By the time I was in my teens, my emotional operating systems were so hard wired, they spoke in absolute, irrefutable truths.
Everyone leaves. You're on your own. People will hurt you. Don't trust. Don't be vulnerable. Just survive.
Even if I'd had any inclination to question those beliefs, I would have found evidence everywhere - when you constantly shut people out, they do tend to walk away. But I didn't question, and so the pattern continued.
Trauma is a great example of classical conditioning; when something hurts, we learn to be careful. When something really hurts, we learn to protect ourselves against it ever happening again. The impact is stronger, the learning is deeper, and the protective strategies are more rigid, broader reaching, and longer lasting.

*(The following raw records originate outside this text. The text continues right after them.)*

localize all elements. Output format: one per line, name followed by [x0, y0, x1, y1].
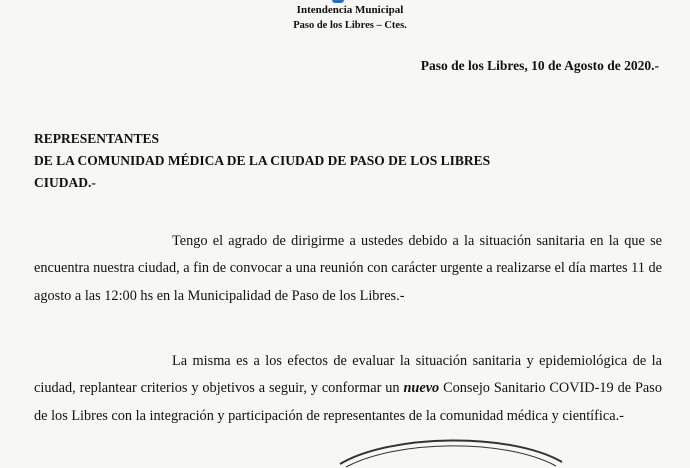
recipient-line-3: CIUDAD.-	[34, 175, 96, 190]
date-line: Paso de los Libres, 10 de Agosto de 2020.-	[420, 58, 659, 73]
body-paragraph-2	[34, 348, 662, 430]
recipient-block	[34, 128, 490, 194]
paragraph-2-start: La misma es a los efectos de evaluar la situación sanitaria y epidemiológica de la ciudad, replantear criterios y objetivos a seguir, y conformar un	[34, 353, 662, 397]
recipient-line-2: DE LA COMUNIDAD MÉDICA DE LA CIUDAD DE PASO DE LOS LIBRES	[34, 153, 491, 168]
recipient-line-1: REPRESENTANTES	[34, 131, 160, 146]
stamp-seal-icon	[300, 428, 600, 468]
letterhead-line-1: Intendencia Municipal	[296, 4, 404, 16]
body-paragraph-1: Tengo el agrado de dirigirme a ustedes debido a la situación sanitaria en la que se encuentra nuestra ciudad, a fin de convocar a una reunión con carácter urgente a realizarse el día martes 11 de agosto a las 12:00 hs en la Municipalidad de Paso de los Libres.-	[34, 233, 662, 304]
paragraph-2-end: Consejo Sanitario COVID-19 de Paso de los Libres con la integración y participación de representantes de la comunidad médica y científica.-	[34, 380, 662, 424]
emphasis-word: nuevo	[403, 380, 440, 397]
letterhead	[0, 3, 690, 33]
letterhead-line-2: Paso de los Libres – Ctes.	[293, 20, 407, 31]
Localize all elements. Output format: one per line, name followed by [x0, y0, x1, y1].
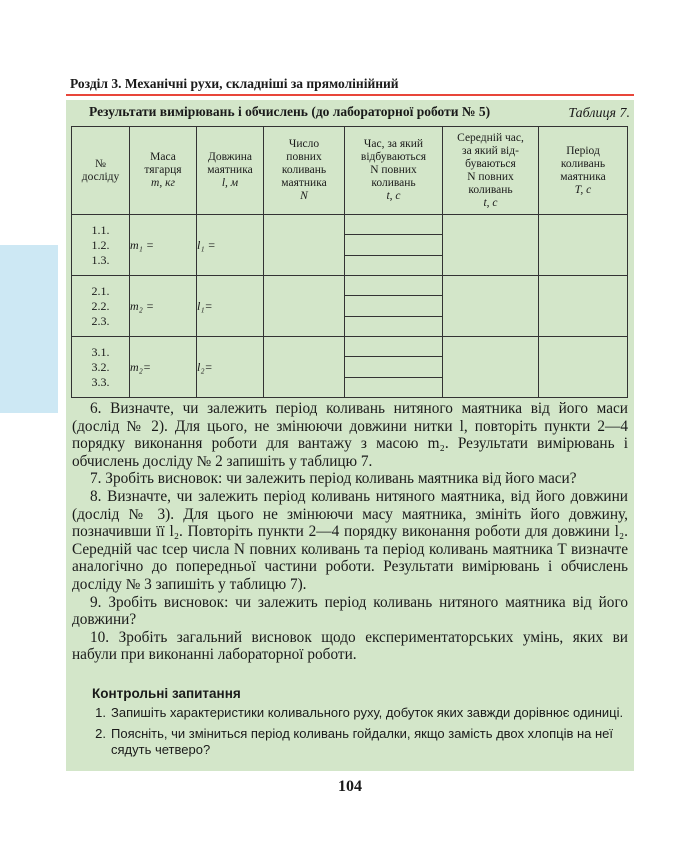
mass-cell: m₂ =: [130, 276, 197, 337]
paragraph-step-10: 10. Зробіть загальний висновок щодо експериментаторських умінь, яких ви набули при виконанні лабораторної роботи.: [72, 628, 628, 664]
header-average-time: Середній час, за який від- буваються N повних коливань t, с: [443, 127, 539, 215]
table-row: [72, 215, 628, 276]
length-cell: l₁=: [197, 276, 264, 337]
paragraph-step-6: 6. Визначте, чи залежить період коливань нитяного маятника від його маси (дослід № 2). Для цього, не змінюючи довжини нитки l, повторіть пункти 2—4 порядку виконання роботи для вантажу з масою m₂. Результати вимірювань і обчислень досліду № 2 запишіть у таблицю 7.: [72, 400, 628, 470]
period-cell: [539, 337, 628, 398]
length-cell: l₁ =: [197, 215, 264, 276]
time-cell: [345, 215, 443, 276]
table-row: [72, 276, 628, 337]
header-rule: [66, 94, 634, 96]
paragraph-step-7: 7. Зробіть висновок: чи залежить період коливань маятника від його маси?: [90, 470, 577, 488]
experiment-numbers: 2.1. 2.2. 2.3.: [72, 276, 130, 337]
header-mass: Маса тягарця m, кг: [130, 127, 197, 215]
header-length: Довжина маятника l, м: [197, 127, 264, 215]
paragraph-step-8: 8. Визначте, чи залежить період коливань нитяного маятника, від його довжини (дослід № 3). Для цього не змінюючи масу маятника, змініть його довжину, позначивши її l₂. Повторіть пункти 2—4 порядку виконання роботи для довжини l₂. Середній час tсер числа N повних коливань та період коливань маятника T визначте аналогічно до попередньої частини роботи. Результати вимірювань і обчислень досліду № 3 запишіть у таблицю 7).: [72, 487, 628, 593]
count-cell: [264, 337, 345, 398]
count-cell: [264, 276, 345, 337]
experiment-numbers: 1.1. 1.2. 1.3.: [72, 215, 130, 276]
table-title: Результати вимірювань і обчислень (до лабораторної роботи № 5): [89, 104, 491, 119]
running-head: Розділ 3. Механічні рухи, складніші за прямолінійний: [70, 76, 399, 91]
average-time-cell: [443, 337, 539, 398]
mass-cell: m₁ =: [130, 215, 197, 276]
average-time-cell: [443, 276, 539, 337]
length-cell: l₂=: [197, 337, 264, 398]
period-cell: [539, 215, 628, 276]
instructions-text: [72, 400, 628, 664]
header-time: Час, за який відбуваються N повних коливань t, с: [345, 127, 443, 215]
question-item: 1. Запишіть характеристики коливального руху, добуток яких завжди дорівнює одиниці.: [95, 705, 624, 720]
measurements-table: [71, 126, 628, 398]
table-number: Таблиця 7.: [568, 106, 630, 121]
table-row: [72, 337, 628, 398]
experiment-numbers: 3.1. 3.2. 3.3.: [72, 337, 130, 398]
side-tab: [0, 245, 58, 413]
average-time-cell: [443, 215, 539, 276]
count-cell: [264, 215, 345, 276]
header-experiment-number: № досліду: [72, 127, 130, 215]
time-cell: [345, 337, 443, 398]
mass-cell: m₂=: [130, 337, 197, 398]
header-period: Період коливань маятника T, с: [539, 127, 628, 215]
questions-list: [86, 705, 626, 763]
paragraph-step-9: 9. Зробіть висновок: чи залежить період коливань нитяного маятника від його довжини?: [72, 593, 628, 629]
period-cell: [539, 276, 628, 337]
page-number: 104: [338, 778, 362, 795]
question-item: 2. Поясніть, чи зміниться період коливань гойдалки, якщо замість двох хлопців на неї сядуть четверо?: [95, 725, 614, 757]
table-header-row: [72, 127, 628, 215]
header-oscillation-count: Число повних коливань маятника N: [264, 127, 345, 215]
questions-heading: Контрольні запитання: [92, 686, 241, 701]
time-cell: [345, 276, 443, 337]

I had learned well. I didn't trust. I wasn't vulnerable. I did survive.
And I was sick of surviving.
Healing was a process of unlearning and relearning, of challenging old beliefs and uncovering new truths. And somewhere between delving into my own emotional history and coming out the other side, I fell in love with the process.
Because when we feel better, we do better.
And when we do better, we make the world better.
I went on to pursue a career in integrative mental health, completing post-graduate work in Psychology and Naturopathic Medicine, and am registered with both the College of Registered Psychotherapists of Ontario and the College of Naturopaths of Ontario.